Wednesday, April 25, 2007

Learning how to say "no."

Last night I had a meltdown in the middle of Barnes and Noble's cafe. It had been eleven months in the making.

Eleven months ago, I let my self be coaxed, cajoled and pressured into working on a collaborative project with my neighbor Celia. A person I thought was turning into a friend at long last.

Years ago when we first moved here, my first impression of Celia was that she was a condescending know-it-all. I stood firm in that belief for a good 4-5 years. But then she invited me over for pool parties and coffee and she seemed sort of fun and I thought, "At long last, a friend!" My loneliness and need for adult relationships overshadowed my initial instincts when it came to Celia.

Celia discovered that not only could I write, I wrote very well. She latched onto me, like a parasite onto its host, deciding I could be most useful to her. She pressured me into writing a children's book with her even though the tiny voice in my head (the voice I refused to listen to!) screamed, "I'm not interested in writing children's books now! I don't want to write with a partner! I don't really like Celia all that much!"

For the next eleven months, denial and excuses became my modus operandi. As work progressed on the book, the sheer accumulation of words necessitated that I stick with it, despite that tiny, ineffectual voice inside me fighting to be heard as she tried to tell me, "This writing sucks!"

Celia wanted my writing abilities but as we work, she rejects my ideas and suggestions. She sits at the helm, in control, typing her words. My purpose? Was to inspire and motivate her, apparently. Celia's writing style is to take an ordinary object or action and describe it to death. A flashlight hidden on a ledge in a cave becomes an intricately described grooved metal cylinder. And to what end? Purely to pad word count and reach "The End" faster. Celia operates under the delusion that writing makes money and the faster you do it, the faster you get those royalty checks.

I've been writing for publication since 2000 and I'll tell you right now I've made a grand total of about $90 for my writing.

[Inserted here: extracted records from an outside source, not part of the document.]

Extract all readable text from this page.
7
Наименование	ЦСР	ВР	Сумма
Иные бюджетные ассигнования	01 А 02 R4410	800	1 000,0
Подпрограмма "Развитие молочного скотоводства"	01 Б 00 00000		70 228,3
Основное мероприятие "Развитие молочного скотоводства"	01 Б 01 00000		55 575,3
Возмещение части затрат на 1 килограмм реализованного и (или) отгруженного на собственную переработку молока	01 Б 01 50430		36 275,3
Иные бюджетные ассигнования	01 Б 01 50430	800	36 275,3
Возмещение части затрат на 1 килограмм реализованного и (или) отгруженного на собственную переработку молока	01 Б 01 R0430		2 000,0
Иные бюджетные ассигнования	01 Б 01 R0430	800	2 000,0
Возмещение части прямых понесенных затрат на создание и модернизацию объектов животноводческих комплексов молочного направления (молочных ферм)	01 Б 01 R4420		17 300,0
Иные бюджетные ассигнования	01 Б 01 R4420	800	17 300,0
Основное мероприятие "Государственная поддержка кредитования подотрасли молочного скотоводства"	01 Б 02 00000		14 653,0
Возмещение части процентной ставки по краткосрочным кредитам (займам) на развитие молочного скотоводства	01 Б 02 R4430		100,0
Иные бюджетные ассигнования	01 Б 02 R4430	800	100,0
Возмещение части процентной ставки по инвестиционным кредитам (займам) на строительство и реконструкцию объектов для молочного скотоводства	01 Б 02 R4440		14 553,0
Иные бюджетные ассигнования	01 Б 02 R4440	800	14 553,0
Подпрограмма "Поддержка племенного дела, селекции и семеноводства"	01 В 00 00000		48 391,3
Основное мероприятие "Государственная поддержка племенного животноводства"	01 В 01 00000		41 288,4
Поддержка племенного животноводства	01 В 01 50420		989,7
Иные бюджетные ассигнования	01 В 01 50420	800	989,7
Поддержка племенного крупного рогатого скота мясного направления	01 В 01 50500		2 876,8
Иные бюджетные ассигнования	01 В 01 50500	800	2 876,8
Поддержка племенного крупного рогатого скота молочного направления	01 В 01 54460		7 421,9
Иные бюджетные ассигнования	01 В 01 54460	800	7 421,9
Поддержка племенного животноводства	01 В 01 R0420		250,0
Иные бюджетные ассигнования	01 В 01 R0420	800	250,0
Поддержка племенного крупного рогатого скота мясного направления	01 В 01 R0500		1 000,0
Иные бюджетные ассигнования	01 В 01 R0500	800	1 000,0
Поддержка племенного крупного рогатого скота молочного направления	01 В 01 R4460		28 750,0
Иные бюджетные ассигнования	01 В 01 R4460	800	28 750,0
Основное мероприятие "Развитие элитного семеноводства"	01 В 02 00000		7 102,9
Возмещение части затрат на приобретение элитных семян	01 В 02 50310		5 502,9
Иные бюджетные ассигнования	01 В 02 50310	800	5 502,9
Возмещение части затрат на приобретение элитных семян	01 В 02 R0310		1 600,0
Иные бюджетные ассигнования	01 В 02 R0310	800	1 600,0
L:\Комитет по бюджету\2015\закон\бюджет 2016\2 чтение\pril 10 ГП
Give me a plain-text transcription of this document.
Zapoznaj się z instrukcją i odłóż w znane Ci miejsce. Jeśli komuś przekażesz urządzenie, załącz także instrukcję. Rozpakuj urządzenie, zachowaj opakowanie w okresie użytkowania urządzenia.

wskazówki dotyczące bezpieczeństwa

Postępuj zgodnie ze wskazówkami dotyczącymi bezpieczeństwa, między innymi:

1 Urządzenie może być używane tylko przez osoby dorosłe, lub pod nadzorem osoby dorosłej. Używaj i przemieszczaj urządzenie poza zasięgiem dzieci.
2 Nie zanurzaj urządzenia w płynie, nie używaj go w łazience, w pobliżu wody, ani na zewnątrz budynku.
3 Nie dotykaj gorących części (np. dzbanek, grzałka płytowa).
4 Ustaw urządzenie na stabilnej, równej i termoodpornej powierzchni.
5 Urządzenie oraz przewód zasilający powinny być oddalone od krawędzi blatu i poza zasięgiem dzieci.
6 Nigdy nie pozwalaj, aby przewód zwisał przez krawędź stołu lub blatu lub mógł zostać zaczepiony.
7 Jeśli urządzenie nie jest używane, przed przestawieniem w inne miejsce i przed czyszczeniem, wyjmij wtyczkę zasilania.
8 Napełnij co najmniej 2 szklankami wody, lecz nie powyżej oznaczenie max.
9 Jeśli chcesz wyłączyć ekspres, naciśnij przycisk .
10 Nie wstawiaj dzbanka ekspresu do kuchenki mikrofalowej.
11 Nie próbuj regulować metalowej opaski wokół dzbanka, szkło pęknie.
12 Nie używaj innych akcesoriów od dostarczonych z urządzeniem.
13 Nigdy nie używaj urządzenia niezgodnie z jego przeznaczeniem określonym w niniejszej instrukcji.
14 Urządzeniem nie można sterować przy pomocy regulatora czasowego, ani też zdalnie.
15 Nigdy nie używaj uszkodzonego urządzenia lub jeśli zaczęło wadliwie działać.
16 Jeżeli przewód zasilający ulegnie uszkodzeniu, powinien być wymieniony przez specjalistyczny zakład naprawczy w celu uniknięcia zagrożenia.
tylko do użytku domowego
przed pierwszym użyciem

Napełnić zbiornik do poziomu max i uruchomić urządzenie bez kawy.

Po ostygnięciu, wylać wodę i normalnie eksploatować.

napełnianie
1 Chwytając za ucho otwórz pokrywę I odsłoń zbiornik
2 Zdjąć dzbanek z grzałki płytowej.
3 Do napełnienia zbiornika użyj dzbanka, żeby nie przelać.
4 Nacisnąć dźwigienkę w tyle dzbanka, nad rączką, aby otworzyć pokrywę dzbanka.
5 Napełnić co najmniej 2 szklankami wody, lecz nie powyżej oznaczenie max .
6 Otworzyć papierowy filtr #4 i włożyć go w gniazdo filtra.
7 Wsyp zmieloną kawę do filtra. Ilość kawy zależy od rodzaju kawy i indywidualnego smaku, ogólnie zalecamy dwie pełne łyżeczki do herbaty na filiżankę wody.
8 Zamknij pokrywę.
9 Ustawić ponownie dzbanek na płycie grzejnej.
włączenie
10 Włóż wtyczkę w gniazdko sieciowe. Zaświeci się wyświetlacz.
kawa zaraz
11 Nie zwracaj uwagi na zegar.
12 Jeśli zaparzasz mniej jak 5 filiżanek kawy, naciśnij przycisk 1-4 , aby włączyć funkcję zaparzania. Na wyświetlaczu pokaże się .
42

There's so much more I could say about Celia. Anyone who read my blog regularly knows what a struggle I've been through and you're probably nodding your head vigorously now as I admit I was in denial that there was a problem. And you're probably shouting, "YES, FINALLY, SHE GETS IT!" when I say that Celia is an obnoxious pushy bully that I should never have gotten so deeply involved with.

So this meltdown had been building. Recent events leading up to it: I asked Celia for a current copy of our book so I could look it over, begin editing it on my own to try to make it interesting and possibly salable. But I looked at that first page and Celia had listed her name first even though alphabetically mine should naturally come first. Right there - those simple three lines of text symbolized my struggle. When she had first set down those lines and I asked her why her name was first (I can't even remember her reason), that should have been when I bowed out.

But I figured if the thing was ever published, an editor would fix that right up. So I continued editing and as I looked over that first page, I felt ill. My voice wasn't there at all. It was written completely in Celia's dull, klunky, over-detailed style. It was pure crap.

Eleven months and 112 pages of pure crap.

And every Tuesday and Friday morning I'm supposed to head to her house, my mind races for ways out.

So last night, in my writers' group, with my two closest critique partners, I had a meltdown which they watched unfold without surprise. They knew it was coming. And they told me only this:
Celia's got to go.


I spent hours with them trying to teach me how to say "no." And then I came home and spent another few hours with my husband teaching me how to say "no."

No. No more. I'm done. I'm out. No. No. No. NO!

There's nothing wrong with telling people no. If you don't want to do it, if your instincts are saying one thing, don't say another. Just say no. My husband said the only person who can say "no" to look out for you is YOU.